Questione di tempo, sì, ma la realtà plastica fa sempre un certo effetto: sul dodici pari al quinto di una partita comunque durata quattro rispettabili ore e trentatré minuti, è scattato il primo tie break nel set decisivo della storia di Wimbledon, che d’ora in avanti cancellerà la possibilità di infinite maratone senza limiti scanditi dal codice. I protagonisti, destinati a un posto d’onore negli archivi di Church Road, sono Henri Kontinen, John Peers, Rajeev Ram e Joe Salisbury, impegnati, i primi contro i secondi, nel match di ottavi di finale del torneo di doppio. È finita sette a due al tie break dirimente in favore di finlandese e australiano, ma soprattutto è finita l’epoca del possibile infinito sull’erba di Londra, con ogni probabilità resa mistica anche dai finali a oltranza, nove anni dopo il drammone di Mahut e Isner, che si strinsero la mano sul settanta a sessantotto finale dopo undici ore di partita diluite in tre giorni.

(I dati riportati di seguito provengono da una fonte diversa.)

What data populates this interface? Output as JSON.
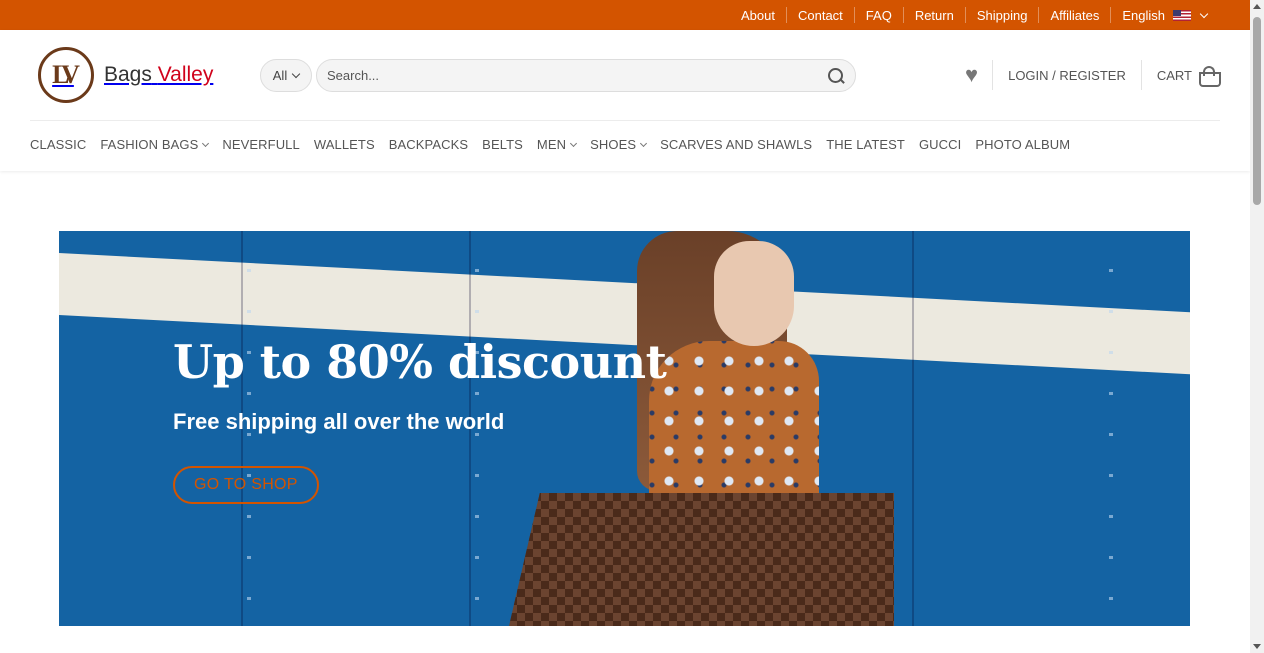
{
  "topbar": {
    "links": [
      "About",
      "Contact",
      "FAQ",
      "Return",
      "Shipping",
      "Affiliates"
    ],
    "language": "English",
    "color": "#d35400"
  },
  "header": {
    "logo": {
      "monogram": "LV",
      "word1": "Bags",
      "word2": "Valley"
    },
    "category_select": "All",
    "search": {
      "placeholder": "Search..."
    },
    "login_label": "LOGIN / REGISTER",
    "cart_label": "CART",
    "icons": {
      "wishlist": "heart-icon",
      "search": "search-icon",
      "cart": "basket-icon"
    }
  },
  "nav": {
    "items": [
      {
        "label": "CLASSIC",
        "dropdown": false
      },
      {
        "label": "FASHION BAGS",
        "dropdown": true
      },
      {
        "label": "NEVERFULL",
        "dropdown": false
      },
      {
        "label": "WALLETS",
        "dropdown": false
      },
      {
        "label": "BACKPACKS",
        "dropdown": false
      },
      {
        "label": "BELTS",
        "dropdown": false
      },
      {
        "label": "MEN",
        "dropdown": true
      },
      {
        "label": "SHOES",
        "dropdown": true
      },
      {
        "label": "SCARVES AND SHAWLS",
        "dropdown": false
      },
      {
        "label": "THE LATEST",
        "dropdown": false
      },
      {
        "label": "GUCCI",
        "dropdown": false
      },
      {
        "label": "PHOTO ALBUM",
        "dropdown": false
      }
    ]
  },
  "hero": {
    "title": "Up to 80% discount",
    "subtitle": "Free shipping all over the world",
    "button": "GO TO SHOP",
    "accent": "#d35400"
  }
}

L’esordio pratico del rammodernato epilogo si era per la verità già sfiorato ieri, ma Karolina Muchova era riuscita a far breccia tra le sventatezze dell’omonima Pliskova sul tredici a undici del terzo: tutto rimandato di sole ventiquattro ore, ma in ogni caso molte altre tagliole sul dodici pari ci attendono nei prossimi anni, forse già nei prossimi giorni. Purtroppo. O forse no?